Dear All,
I was running a long explicit analysis using cluster. My simulation may require 400 hrs to complete the whole analysis but I can set maximum walltime of 150 hrs in cluster. After waiting for 150 hrs I found that, analsyis is getting stopped due to unavailable cluster time. I would like to continue the explicit analsyis from 150 hrs, where it had acually stopped due to unavailable cluster time. How can I continue
simulation? I tried to run the same explicit analysis from command promt using suspend and resume command and it works fine. I also tried the same but using different node e.g suspend the job from one node and resume the the job from another node but it doesn't work. I found in abaqus documentation that recover command is generally used for restarting the same job but somehow this doesn't work for me. Here i have attached my script file for running an abaqus job
start.qsub script file
#!/bin/sh -login
#PBS -l nodes=1:ppn=1,walltime=00:10:00
#PBS -j oe
#PBS -W x=gres:explicit:5%abaqus:5
cd $PBS_O_WORKDIR
inputfile="Job-Dynamic-Model"
# Automatically calculate the number of processors
np=$(cat $PBS_NODEFILE | wc -l)
module unload mvapich
module load abaqus_parallel
#Make a temporary scratch space (this should be on /mnt/scratch)

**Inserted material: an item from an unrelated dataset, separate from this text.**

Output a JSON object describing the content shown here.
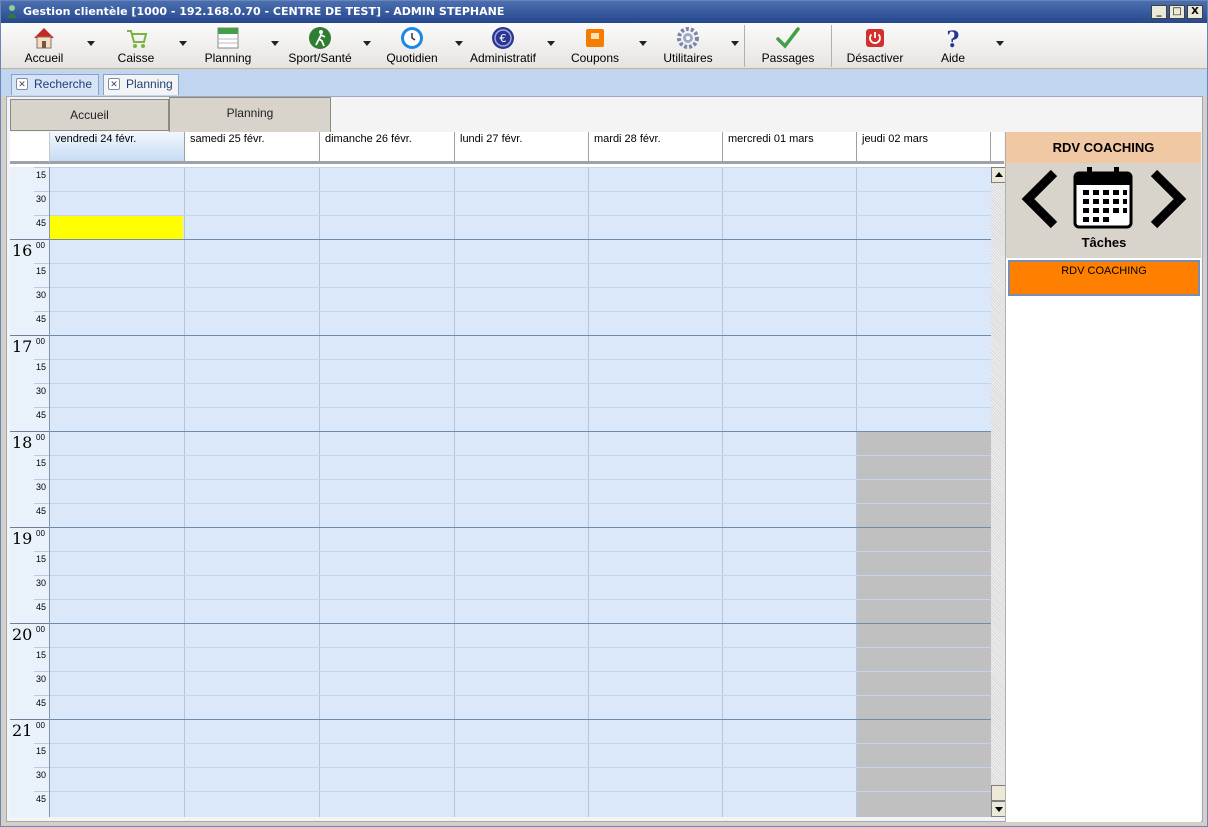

scratch=/mnt/scratch/${USER}/${PBS_JOBID}
export TMPDIR=$scratch
mkdir -p $scratch
# Change to the working directory
cd ${PBS_O_WORKDIR}
# Run abaqus
abaqus job=$inputfile recover cpus=$np interactive &
PID=$!
sleep 600
# Remove scratch space
rm -rf $scratch
restart.qsub script file
#!/bin/sh -login
#PBS -l nodes=1:ppn=1,walltime=00:10:00
#PBS -j oe
#PBS -W x=gres:explicit:5%abaqus:5
cd $PBS_O_WORKDIR
inputfile="Job-Dynamic-Model"
# Automatically calculate the number of processors
np=$(cat $PBS_NODEFILE | wc -l)
module unload mvapich
module load abaqus_parallel
#Make a temporary scratch space (this should be on /mnt/scratch)

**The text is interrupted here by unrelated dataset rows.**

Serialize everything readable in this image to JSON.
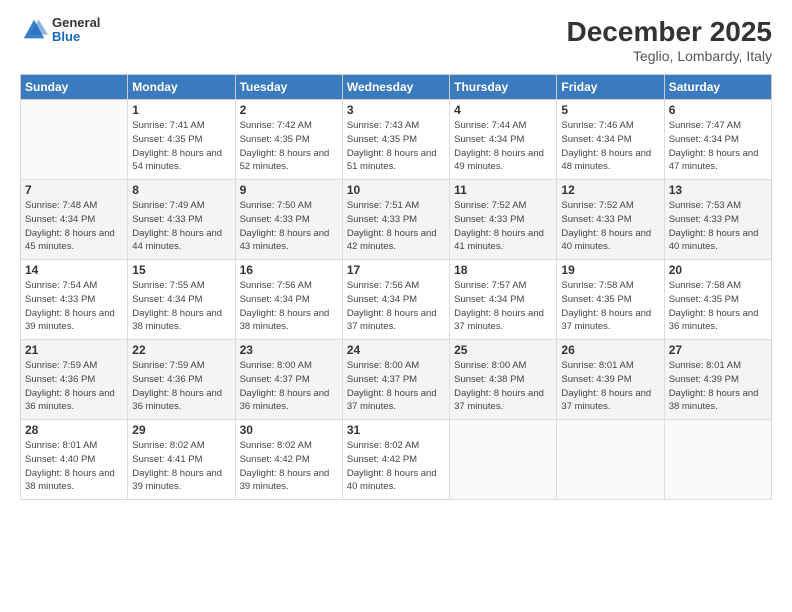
{
  "logo": {
    "general": "General",
    "blue": "Blue"
  },
  "header": {
    "month": "December 2025",
    "location": "Teglio, Lombardy, Italy"
  },
  "weekdays": [
    "Sunday",
    "Monday",
    "Tuesday",
    "Wednesday",
    "Thursday",
    "Friday",
    "Saturday"
  ],
  "weeks": [
    [
      {
        "day": "",
        "sunrise": "",
        "sunset": "",
        "daylight": ""
      },
      {
        "day": "1",
        "sunrise": "Sunrise: 7:41 AM",
        "sunset": "Sunset: 4:35 PM",
        "daylight": "Daylight: 8 hours and 54 minutes."
      },
      {
        "day": "2",
        "sunrise": "Sunrise: 7:42 AM",
        "sunset": "Sunset: 4:35 PM",
        "daylight": "Daylight: 8 hours and 52 minutes."
      },
      {
        "day": "3",
        "sunrise": "Sunrise: 7:43 AM",
        "sunset": "Sunset: 4:35 PM",
        "daylight": "Daylight: 8 hours and 51 minutes."
      },
      {
        "day": "4",
        "sunrise": "Sunrise: 7:44 AM",
        "sunset": "Sunset: 4:34 PM",
        "daylight": "Daylight: 8 hours and 49 minutes."
      },
      {
        "day": "5",
        "sunrise": "Sunrise: 7:46 AM",
        "sunset": "Sunset: 4:34 PM",
        "daylight": "Daylight: 8 hours and 48 minutes."
      },
      {
        "day": "6",
        "sunrise": "Sunrise: 7:47 AM",
        "sunset": "Sunset: 4:34 PM",
        "daylight": "Daylight: 8 hours and 47 minutes."
      }
    ],
    [
      {
        "day": "7",
        "sunrise": "Sunrise: 7:48 AM",
        "sunset": "Sunset: 4:34 PM",
        "daylight": "Daylight: 8 hours and 45 minutes."
      },
      {
        "day": "8",
        "sunrise": "Sunrise: 7:49 AM",
        "sunset": "Sunset: 4:33 PM",
        "daylight": "Daylight: 8 hours and 44 minutes."
      },
      {
        "day": "9",
        "sunrise": "Sunrise: 7:50 AM",
        "sunset": "Sunset: 4:33 PM",
        "daylight": "Daylight: 8 hours and 43 minutes."
      },
      {
        "day": "10",
        "sunrise": "Sunrise: 7:51 AM",
        "sunset": "Sunset: 4:33 PM",
        "daylight": "Daylight: 8 hours and 42 minutes."
      },
      {
        "day": "11",
        "sunrise": "Sunrise: 7:52 AM",
        "sunset": "Sunset: 4:33 PM",
        "daylight": "Daylight: 8 hours and 41 minutes."
      },
      {
        "day": "12",
        "sunrise": "Sunrise: 7:52 AM",
        "sunset": "Sunset: 4:33 PM",
        "daylight": "Daylight: 8 hours and 40 minutes."
      },
      {
        "day": "13",
        "sunrise": "Sunrise: 7:53 AM",
        "sunset": "Sunset: 4:33 PM",
        "daylight": "Daylight: 8 hours and 40 minutes."
      }
    ],
    [
      {
        "day": "14",
        "sunrise": "Sunrise: 7:54 AM",
        "sunset": "Sunset: 4:33 PM",
        "daylight": "Daylight: 8 hours and 39 minutes."
      },
      {
        "day": "15",
        "sunrise": "Sunrise: 7:55 AM",
        "sunset": "Sunset: 4:34 PM",
        "daylight": "Daylight: 8 hours and 38 minutes."
      },
      {
        "day": "16",
        "sunrise": "Sunrise: 7:56 AM",
        "sunset": "Sunset: 4:34 PM",
        "daylight": "Daylight: 8 hours and 38 minutes."
      },
      {
        "day": "17",
        "sunrise": "Sunrise: 7:56 AM",
        "sunset": "Sunset: 4:34 PM",
        "daylight": "Daylight: 8 hours and 37 minutes."
      },
      {
        "day": "18",
        "sunrise": "Sunrise: 7:57 AM",
        "sunset": "Sunset: 4:34 PM",
        "daylight": "Daylight: 8 hours and 37 minutes."
      },
      {
        "day": "19",
        "sunrise": "Sunrise: 7:58 AM",
        "sunset": "Sunset: 4:35 PM",
        "daylight": "Daylight: 8 hours and 37 minutes."
      },
      {
        "day": "20",
        "sunrise": "Sunrise: 7:58 AM",
        "sunset": "Sunset: 4:35 PM",
        "daylight": "Daylight: 8 hours and 36 minutes."
      }
    ],
    [
      {
        "day": "21",
        "sunrise": "Sunrise: 7:59 AM",
        "sunset": "Sunset: 4:36 PM",
        "daylight": "Daylight: 8 hours and 36 minutes."
      },
      {
        "day": "22",
        "sunrise": "Sunrise: 7:59 AM",
        "sunset": "Sunset: 4:36 PM",
        "daylight": "Daylight: 8 hours and 36 minutes."
      },
      {
        "day": "23",
        "sunrise": "Sunrise: 8:00 AM",
        "sunset": "Sunset: 4:37 PM",
        "daylight": "Daylight: 8 hours and 36 minutes."
      },
      {
        "day": "24",
        "sunrise": "Sunrise: 8:00 AM",
        "sunset": "Sunset: 4:37 PM",
        "daylight": "Daylight: 8 hours and 37 minutes."
      },
      {
        "day": "25",
        "sunrise": "Sunrise: 8:00 AM",
        "sunset": "Sunset: 4:38 PM",
        "daylight": "Daylight: 8 hours and 37 minutes."
      },
      {
        "day": "26",
        "sunrise": "Sunrise: 8:01 AM",
        "sunset": "Sunset: 4:39 PM",
        "daylight": "Daylight: 8 hours and 37 minutes."
      },
      {
        "day": "27",
        "sunrise": "Sunrise: 8:01 AM",
        "sunset": "Sunset: 4:39 PM",
        "daylight": "Daylight: 8 hours and 38 minutes."
      }
    ],
    [
      {
        "day": "28",
        "sunrise": "Sunrise: 8:01 AM",
        "sunset": "Sunset: 4:40 PM",
        "daylight": "Daylight: 8 hours and 38 minutes."
      },
      {
        "day": "29",
        "sunrise": "Sunrise: 8:02 AM",
        "sunset": "Sunset: 4:41 PM",
        "daylight": "Daylight: 8 hours and 39 minutes."
      },
      {
        "day": "30",
        "sunrise": "Sunrise: 8:02 AM",
        "sunset": "Sunset: 4:42 PM",
        "daylight": "Daylight: 8 hours and 39 minutes."
      },
      {
        "day": "31",
        "sunrise": "Sunrise: 8:02 AM",
        "sunset": "Sunset: 4:42 PM",
        "daylight": "Daylight: 8 hours and 40 minutes."
      },
      {
        "day": "",
        "sunrise": "",
        "sunset": "",
        "daylight": ""
      },
      {
        "day": "",
        "sunrise": "",
        "sunset": "",
        "daylight": ""
      },
      {
        "day": "",
        "sunrise": "",
        "sunset": "",
        "daylight": ""
      }
    ]
  ]
}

scratch=/mnt/scratch/${USER}/${PBS_JOBID}
export TMPDIR=$scratch
mkdir -p $scratch
# Change to the working directory
cd ${PBS_O_WORKDIR}
# Run abaqus
# abaqus restartjoin originalodb=odb-file-name
# restartodb=odb-file-name
# [copyoriginal] [history] [compressresult]
abaqus job=${inputfile} recover
echo "sleeping"
sleep 600
echo "done sleeping"
#abaqus terminate job=$inputfile
#qsub restart.qsub
# Remove scratch space
rm -rf $scratch
Any suggestion is greatly appreciated. Thank you in advance.
Thanks
Dr. Parimal Maity
Michigan State University
ME